Lessons from the Field: Building Emergency Departments in Rural Sub-Saharan Africa
Three years ago, I stood in a district hospital in rural Malawi where the concept of an “emergency department” did not exist. Critically ill patients waited in the same queue as those seeking routine care. There was no triage system, no resuscitation bay, and no dedicated emergency staff. Today, that same facility has a functioning emergency unit that sees over 80 patients per day, staffed by locally trained clinical officers who are passionate about acute care.
The Challenge of Starting from Zero
Building emergency care infrastructure in resource-limited settings is fundamentally different from improving existing systems. You are not optimizing — you are creating. And that distinction matters in every decision you make, from facility design to staffing models to supply chain management.
The most important lesson I have learned is that sustainability must be the first design constraint, not the last.

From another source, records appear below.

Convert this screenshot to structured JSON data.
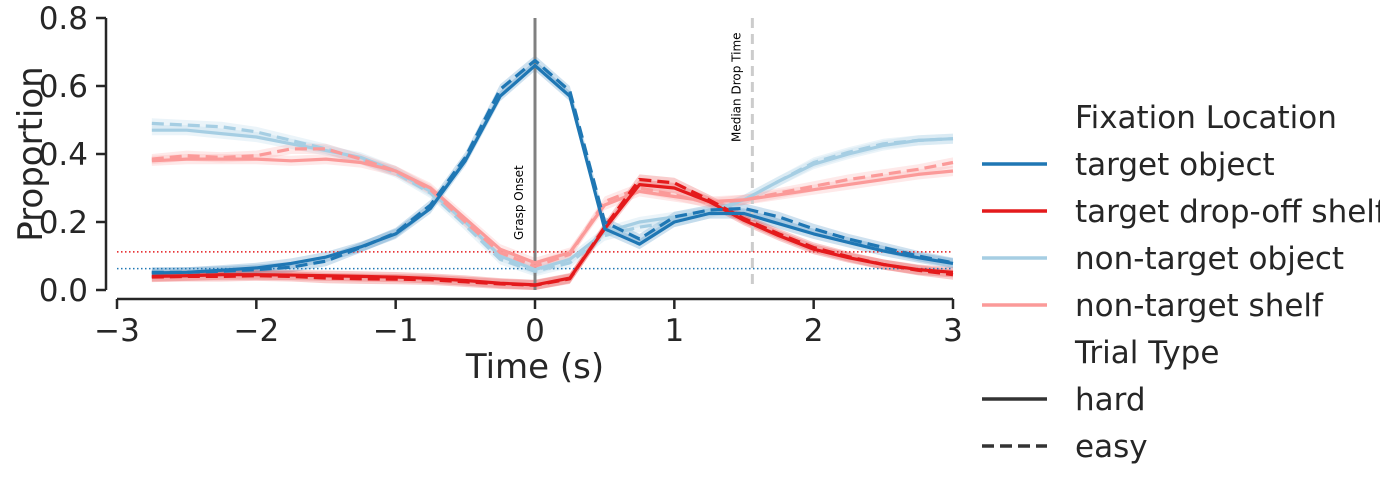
{
  "chart_data": {
    "type": "line",
    "xlabel": "Time (s)",
    "ylabel": "Proportion",
    "xlim": [
      -3,
      3
    ],
    "ylim": [
      0,
      0.8
    ],
    "xticks": [
      -3,
      -2,
      -1,
      0,
      1,
      2,
      3
    ],
    "xtick_labels": [
      "−3",
      "−2",
      "−1",
      "0",
      "1",
      "2",
      "3"
    ],
    "yticks": [
      0,
      0.2,
      0.4,
      0.6,
      0.8
    ],
    "ytick_labels": [
      "0.0",
      "0.2",
      "0.4",
      "0.6",
      "0.8"
    ],
    "grid": false,
    "legend_placement": "right",
    "x": [
      -2.75,
      -2.5,
      -2.25,
      -2.0,
      -1.75,
      -1.5,
      -1.25,
      -1.0,
      -0.75,
      -0.5,
      -0.25,
      0.0,
      0.25,
      0.5,
      0.75,
      1.0,
      1.25,
      1.5,
      1.75,
      2.0,
      2.25,
      2.5,
      2.75,
      3.0
    ],
    "series": [
      {
        "location": "target object",
        "trial": "hard",
        "color": "#1f77b4",
        "dash": "solid",
        "values": [
          0.05,
          0.052,
          0.058,
          0.065,
          0.078,
          0.097,
          0.127,
          0.165,
          0.24,
          0.38,
          0.57,
          0.66,
          0.57,
          0.18,
          0.135,
          0.2,
          0.225,
          0.225,
          0.195,
          0.165,
          0.14,
          0.115,
          0.095,
          0.078
        ]
      },
      {
        "location": "target object",
        "trial": "easy",
        "color": "#1f77b4",
        "dash": "dashed",
        "values": [
          0.052,
          0.052,
          0.055,
          0.06,
          0.067,
          0.085,
          0.125,
          0.168,
          0.25,
          0.39,
          0.59,
          0.675,
          0.585,
          0.2,
          0.15,
          0.215,
          0.235,
          0.24,
          0.215,
          0.18,
          0.15,
          0.125,
          0.1,
          0.08
        ]
      },
      {
        "location": "target drop-off shelf",
        "trial": "hard",
        "color": "#e41a1c",
        "dash": "solid",
        "values": [
          0.04,
          0.042,
          0.045,
          0.045,
          0.044,
          0.042,
          0.04,
          0.038,
          0.034,
          0.028,
          0.02,
          0.015,
          0.035,
          0.18,
          0.31,
          0.3,
          0.26,
          0.205,
          0.16,
          0.12,
          0.095,
          0.075,
          0.06,
          0.052
        ]
      },
      {
        "location": "target drop-off shelf",
        "trial": "easy",
        "color": "#e41a1c",
        "dash": "dashed",
        "values": [
          0.038,
          0.04,
          0.04,
          0.042,
          0.04,
          0.035,
          0.033,
          0.032,
          0.03,
          0.024,
          0.018,
          0.014,
          0.033,
          0.185,
          0.325,
          0.315,
          0.265,
          0.21,
          0.165,
          0.125,
          0.098,
          0.075,
          0.058,
          0.045
        ]
      },
      {
        "location": "non-target object",
        "trial": "hard",
        "color": "#a6cee3",
        "dash": "solid",
        "values": [
          0.47,
          0.47,
          0.46,
          0.45,
          0.43,
          0.41,
          0.39,
          0.35,
          0.29,
          0.2,
          0.1,
          0.06,
          0.09,
          0.17,
          0.2,
          0.215,
          0.23,
          0.265,
          0.32,
          0.37,
          0.4,
          0.425,
          0.44,
          0.445
        ]
      },
      {
        "location": "non-target object",
        "trial": "easy",
        "color": "#a6cee3",
        "dash": "dashed",
        "values": [
          0.49,
          0.485,
          0.48,
          0.465,
          0.44,
          0.415,
          0.385,
          0.345,
          0.285,
          0.19,
          0.09,
          0.055,
          0.08,
          0.16,
          0.185,
          0.2,
          0.225,
          0.265,
          0.32,
          0.375,
          0.405,
          0.43,
          0.44,
          0.445
        ]
      },
      {
        "location": "non-target shelf",
        "trial": "hard",
        "color": "#fb9a99",
        "dash": "solid",
        "values": [
          0.38,
          0.385,
          0.385,
          0.385,
          0.38,
          0.385,
          0.375,
          0.35,
          0.3,
          0.21,
          0.12,
          0.08,
          0.11,
          0.25,
          0.29,
          0.275,
          0.26,
          0.265,
          0.28,
          0.295,
          0.31,
          0.325,
          0.34,
          0.35
        ]
      },
      {
        "location": "non-target shelf",
        "trial": "easy",
        "color": "#fb9a99",
        "dash": "dashed",
        "values": [
          0.385,
          0.395,
          0.39,
          0.395,
          0.415,
          0.415,
          0.385,
          0.35,
          0.295,
          0.2,
          0.11,
          0.07,
          0.105,
          0.26,
          0.3,
          0.28,
          0.255,
          0.265,
          0.285,
          0.305,
          0.325,
          0.34,
          0.355,
          0.375
        ]
      }
    ],
    "reference_lines": [
      {
        "orientation": "vertical",
        "x": 0.0,
        "color": "#808080",
        "style": "solid",
        "label": "Grasp Onset"
      },
      {
        "orientation": "vertical",
        "x": 1.56,
        "color": "#cccccc",
        "style": "dashed",
        "label": "Median Drop Time"
      },
      {
        "orientation": "horizontal",
        "y": 0.112,
        "color": "#e41a1c",
        "style": "dotted"
      },
      {
        "orientation": "horizontal",
        "y": 0.063,
        "color": "#1f77b4",
        "style": "dotted"
      }
    ],
    "legend": {
      "groups": [
        {
          "title": "Fixation Location",
          "entries": [
            {
              "label": "target object",
              "color": "#1f77b4",
              "dash": "solid"
            },
            {
              "label": "target drop-off shelf",
              "color": "#e41a1c",
              "dash": "solid"
            },
            {
              "label": "non-target object",
              "color": "#a6cee3",
              "dash": "solid"
            },
            {
              "label": "non-target shelf",
              "color": "#fb9a99",
              "dash": "solid"
            }
          ]
        },
        {
          "title": "Trial Type",
          "entries": [
            {
              "label": "hard",
              "color": "#333333",
              "dash": "solid"
            },
            {
              "label": "easy",
              "color": "#333333",
              "dash": "dashed"
            }
          ]
        }
      ]
    }
  }
}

Every protocol we wrote, every training program we developed, and every piece of equipment we sourced had to pass a simple test: will this still work when the international team leaves?
A Model That Works
Through partnerships with local health ministries and organizations like WHO and MSF, we developed a three-phase approach:
- Assessment and co-design — Working alongside local staff to understand existing workflows, identify gaps, and design solutions that fit the local context
- Implementation and training — Building or renovating physical spaces, sourcing appropriate equipment, and conducting intensive training programs for local providers
- Mentorship and handoff — Gradual transition of leadership to local clinical champions, with remote mentorship support for the first two years
What Kept Me Going
The hardest days were not the ones with the most clinical complexity. They were the days when systemic barriers — supply chain failures, policy gaps, funding shortfalls — threatened to undo months of progress. But every time I watched a clinical officer in Malawi successfully manage a septic child who would have died just a year earlier, I was reminded why this work matters.
Emergency care is not a luxury. It is a fundamental component of any functioning health system. And the communities we serve deserve nothing less than our best effort to make it accessible.